Fighting the spread of harmful content online is an important goal, but effectively addressing the issue has grown more urgent and complicated as Internet users spend more time and post more content online. That’s why the Online Safety Bill was recently announced as the culmination of years-long discussions by the United Kingdom (UK) government and its regulatory agencies on how to make online services safer for users. In June, the legislation will face line-by-line scrutiny and potential amendments by the Public Bill Committee. Unfortunately, the Online Safety Bill does not sufficiently balance legal free expression, content moderation, and online privacy. Instead, it will open the door to government-sanctioned surveillance of user-created content, including private communications.
The Online Safety Bill requires search engines, social media and other services focused on user-created content to follow duties of care—binding legal obligations designed to prevent harm to others—to seek and remove a variety of online content. By enabling the government to use multiple duties of care to compel proactive monitoring obligations, the Online Safety Bill opens online content up to government snooping. From a civil liberties perspective, this sort of online policing is antithetical to users’ rights to legal free expression because it fosters a culture of businesses over-moderating legal but potentially harmful speech to avoid penalties. And from a privacy perspective, government-compelled monitoring will make UK citizens more vulnerable to bad actors online because it compels online services into a general monitoring obligation of user-created content.
For example, the Online Safety Bill recommends online services use age assurance measures to follow the bill’s duties of care to protect children. In this sense, the Online Safety Bill allows the UK regulatory agency Ofcom to mandate that online services collect people’s personal data to prevent harmful content from reaching children. In practice, this requirement would enable the government to push private businesses to place any content arbitrarily deemed by the Secretary of State or considered significantly harmful to an “appreciable number of children in the United Kingdom” behind an age assurance wall.

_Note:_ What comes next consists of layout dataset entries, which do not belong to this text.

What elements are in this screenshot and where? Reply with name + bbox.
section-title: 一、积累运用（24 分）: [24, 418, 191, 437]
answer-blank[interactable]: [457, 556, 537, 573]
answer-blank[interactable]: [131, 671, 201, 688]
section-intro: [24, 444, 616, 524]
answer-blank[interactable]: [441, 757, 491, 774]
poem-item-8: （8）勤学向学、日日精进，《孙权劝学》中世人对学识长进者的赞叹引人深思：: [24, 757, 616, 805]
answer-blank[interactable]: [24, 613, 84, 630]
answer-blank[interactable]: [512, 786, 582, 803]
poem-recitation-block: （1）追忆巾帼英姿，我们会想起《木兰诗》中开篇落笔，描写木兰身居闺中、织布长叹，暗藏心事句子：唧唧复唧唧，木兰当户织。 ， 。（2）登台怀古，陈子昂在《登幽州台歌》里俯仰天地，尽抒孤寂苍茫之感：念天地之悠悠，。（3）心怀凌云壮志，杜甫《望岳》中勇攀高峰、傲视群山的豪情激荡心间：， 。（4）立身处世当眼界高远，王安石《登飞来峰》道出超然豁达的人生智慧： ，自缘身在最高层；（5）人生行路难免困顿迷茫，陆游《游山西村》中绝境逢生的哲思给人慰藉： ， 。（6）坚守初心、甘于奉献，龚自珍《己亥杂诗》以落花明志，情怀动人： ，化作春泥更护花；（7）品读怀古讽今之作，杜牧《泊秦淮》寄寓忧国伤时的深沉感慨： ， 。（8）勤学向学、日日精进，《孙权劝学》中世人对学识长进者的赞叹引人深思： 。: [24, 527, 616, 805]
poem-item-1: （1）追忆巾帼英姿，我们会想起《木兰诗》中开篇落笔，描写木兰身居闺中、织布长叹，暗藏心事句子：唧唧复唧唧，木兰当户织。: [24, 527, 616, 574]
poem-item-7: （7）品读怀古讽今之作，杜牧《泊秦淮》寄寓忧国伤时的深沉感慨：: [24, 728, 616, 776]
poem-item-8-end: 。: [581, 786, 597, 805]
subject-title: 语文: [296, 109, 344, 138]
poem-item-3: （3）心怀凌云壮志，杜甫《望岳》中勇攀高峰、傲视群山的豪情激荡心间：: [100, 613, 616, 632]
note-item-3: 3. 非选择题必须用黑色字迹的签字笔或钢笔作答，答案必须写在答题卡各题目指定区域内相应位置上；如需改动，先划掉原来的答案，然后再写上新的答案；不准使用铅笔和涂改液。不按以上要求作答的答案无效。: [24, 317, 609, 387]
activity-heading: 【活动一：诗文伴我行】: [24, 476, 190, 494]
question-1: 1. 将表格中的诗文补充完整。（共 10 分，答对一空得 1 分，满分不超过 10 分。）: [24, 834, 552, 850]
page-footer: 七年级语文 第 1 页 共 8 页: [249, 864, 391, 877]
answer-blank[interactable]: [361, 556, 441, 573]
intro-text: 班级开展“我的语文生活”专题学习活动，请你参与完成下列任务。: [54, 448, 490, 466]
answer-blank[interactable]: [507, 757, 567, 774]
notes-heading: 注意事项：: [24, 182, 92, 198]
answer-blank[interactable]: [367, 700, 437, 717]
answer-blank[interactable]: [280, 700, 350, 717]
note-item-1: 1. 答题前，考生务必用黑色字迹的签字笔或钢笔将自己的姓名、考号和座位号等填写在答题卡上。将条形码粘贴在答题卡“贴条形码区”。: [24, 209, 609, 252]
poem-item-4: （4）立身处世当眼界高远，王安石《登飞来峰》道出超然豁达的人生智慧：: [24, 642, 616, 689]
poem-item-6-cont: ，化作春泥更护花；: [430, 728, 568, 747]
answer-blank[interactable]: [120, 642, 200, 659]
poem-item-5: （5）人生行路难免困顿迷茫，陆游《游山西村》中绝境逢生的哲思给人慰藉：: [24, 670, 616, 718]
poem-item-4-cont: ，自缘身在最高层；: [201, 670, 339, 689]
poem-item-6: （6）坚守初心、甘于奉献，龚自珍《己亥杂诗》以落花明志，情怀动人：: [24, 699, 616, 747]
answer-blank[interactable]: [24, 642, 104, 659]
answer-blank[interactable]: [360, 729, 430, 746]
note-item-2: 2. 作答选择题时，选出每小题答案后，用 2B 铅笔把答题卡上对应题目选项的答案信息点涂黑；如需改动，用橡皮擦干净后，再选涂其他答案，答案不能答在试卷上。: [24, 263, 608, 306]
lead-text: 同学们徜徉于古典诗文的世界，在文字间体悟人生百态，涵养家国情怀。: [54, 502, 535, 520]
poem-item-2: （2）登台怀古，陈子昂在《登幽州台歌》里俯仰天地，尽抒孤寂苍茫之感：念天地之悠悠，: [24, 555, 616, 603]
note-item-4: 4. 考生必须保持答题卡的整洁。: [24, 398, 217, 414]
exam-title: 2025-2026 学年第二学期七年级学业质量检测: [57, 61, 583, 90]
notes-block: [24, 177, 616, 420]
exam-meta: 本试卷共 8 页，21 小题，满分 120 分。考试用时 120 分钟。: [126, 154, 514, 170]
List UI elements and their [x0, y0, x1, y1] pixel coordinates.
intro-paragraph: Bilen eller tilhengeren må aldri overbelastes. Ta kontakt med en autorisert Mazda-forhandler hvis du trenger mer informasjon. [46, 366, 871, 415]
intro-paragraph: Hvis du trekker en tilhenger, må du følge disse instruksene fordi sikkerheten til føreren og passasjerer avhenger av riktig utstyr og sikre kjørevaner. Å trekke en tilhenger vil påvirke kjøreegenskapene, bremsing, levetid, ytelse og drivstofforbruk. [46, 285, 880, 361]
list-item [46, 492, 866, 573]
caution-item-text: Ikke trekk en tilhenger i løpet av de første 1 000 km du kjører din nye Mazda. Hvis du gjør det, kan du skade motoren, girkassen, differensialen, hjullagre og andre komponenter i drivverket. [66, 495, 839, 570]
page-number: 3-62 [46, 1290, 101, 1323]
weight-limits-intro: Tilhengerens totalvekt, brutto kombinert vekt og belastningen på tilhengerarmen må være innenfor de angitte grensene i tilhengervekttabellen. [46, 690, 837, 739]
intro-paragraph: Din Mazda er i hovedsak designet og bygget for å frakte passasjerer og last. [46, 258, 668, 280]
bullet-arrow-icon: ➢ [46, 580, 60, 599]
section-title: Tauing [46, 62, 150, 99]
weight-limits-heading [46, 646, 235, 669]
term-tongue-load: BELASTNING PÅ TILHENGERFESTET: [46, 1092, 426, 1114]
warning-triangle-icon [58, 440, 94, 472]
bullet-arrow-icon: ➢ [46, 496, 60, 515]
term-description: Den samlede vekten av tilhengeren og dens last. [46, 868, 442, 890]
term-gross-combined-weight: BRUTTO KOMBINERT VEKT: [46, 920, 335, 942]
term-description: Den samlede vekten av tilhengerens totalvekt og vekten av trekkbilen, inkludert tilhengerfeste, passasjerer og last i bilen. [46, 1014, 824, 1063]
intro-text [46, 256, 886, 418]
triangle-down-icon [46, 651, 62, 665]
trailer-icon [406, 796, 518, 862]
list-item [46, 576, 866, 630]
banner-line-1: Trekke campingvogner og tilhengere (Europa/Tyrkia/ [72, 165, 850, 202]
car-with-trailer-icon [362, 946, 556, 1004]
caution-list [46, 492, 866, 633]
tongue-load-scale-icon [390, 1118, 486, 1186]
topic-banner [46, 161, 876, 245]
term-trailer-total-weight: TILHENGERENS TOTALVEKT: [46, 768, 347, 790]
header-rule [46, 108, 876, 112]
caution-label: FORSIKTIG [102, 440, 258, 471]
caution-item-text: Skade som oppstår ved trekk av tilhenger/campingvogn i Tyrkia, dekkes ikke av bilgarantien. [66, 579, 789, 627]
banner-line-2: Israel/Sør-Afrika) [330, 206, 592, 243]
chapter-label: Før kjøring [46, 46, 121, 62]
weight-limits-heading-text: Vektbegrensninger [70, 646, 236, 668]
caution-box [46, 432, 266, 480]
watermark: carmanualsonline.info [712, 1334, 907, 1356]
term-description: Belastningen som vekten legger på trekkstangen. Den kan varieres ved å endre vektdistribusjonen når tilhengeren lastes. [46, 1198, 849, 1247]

Or to take a related example, the bill also allows Ofcom to direct platforms to use “proactive technology” to scan, restrict, and remove content considered harmful to adults. But the legislation does not clearly define what content falls into this category and even includes any content that presents a risk of significant harm to a hard-to-define “appreciable number of adults in the United Kingdom.” This vague definition will likely lead online services to over-moderate lawful speech that they, and their users, would prefer to allow to remain online.
The bill is careful not to prescribe the exact processes behind the monitoring. Still, the provisions strongly show a preference for age verification and other measures to distinguish which users are underage. According to the Online Safety Bill, Ofcom could require more complicated age assurance measures than an easily circumventable birthdate form. Users’ passport numbers, driver’s license scans, or other forms of age verification could become their ticket to entry to online services the government deems unsuitable for children’s eyes. As a result, UK adults may have to disclose personally identifiable information to access online content like legal online pornography that previously they could access anonymously or semi-anonymously, which is a serious threat to online privacy. For example, bad actors could use this personal information to extort individuals. Marginalized communities like dissidents, human rights activists, and abuse survivors have historically relied on online anonymity to stay safe from the threats of persecution and domestic violence. For these communities, personal data collection at this scale will gate off entire sections of the Internet with identity checks and have a chilling effect on their rights to privacy and expression.
The Online Safety Bill also includes a de facto death sentence for end-to-end encryption by requiring online services to moderate messaging and other forms of online communication. Many of these services use encryption to prevent service providers or other third parties from reading private communications. Unfortunately, the duties of care to prevent users from accessing “priority illegal” content—such as terrorism content and child sexual abuse material—will require online services to scan for such content. These communications platforms would either need to begin client-side scanning, create a backdoor that foreign adversaries and others could exploit in cyber attacks, or weaken and potentially remove the encryption these services use to secure communications. For example, services like WhatsApp, Signal, and Wire, would need to create a way to read encrypted messages or risk fines for noncompliance.
Before Brexit, the UK was bound to the privacy safeguards within the European Union’s e-Commerce Directive—a law that tackled the basics of transparency requirements and intermediary liability for e-commerce. The e-Commerce Directive prevented members of the European Union from forcing a general content monitoring obligation on online services. But in the post-Brexit world, UK Internet users will no longer have the Directive protecting them from government-mandated monitoring.
This is just a slice of the lengthy list of negative consequences the Online Safety Bill could impose on UK Internet users and the UK tech sector. Without serious amendments to the current proposal, Parliament should not move forward with a scheme that compels government monitoring online and discourages free expression. Instead, Ministers of Parliament should consider at length what the Online Safety Bill harms regarding innovation, consumer choice, and user welfare in the UK. If the government truly wants to foster a safer online environment, it should not exacerbate its concerns by undermining online encryption and anonymity.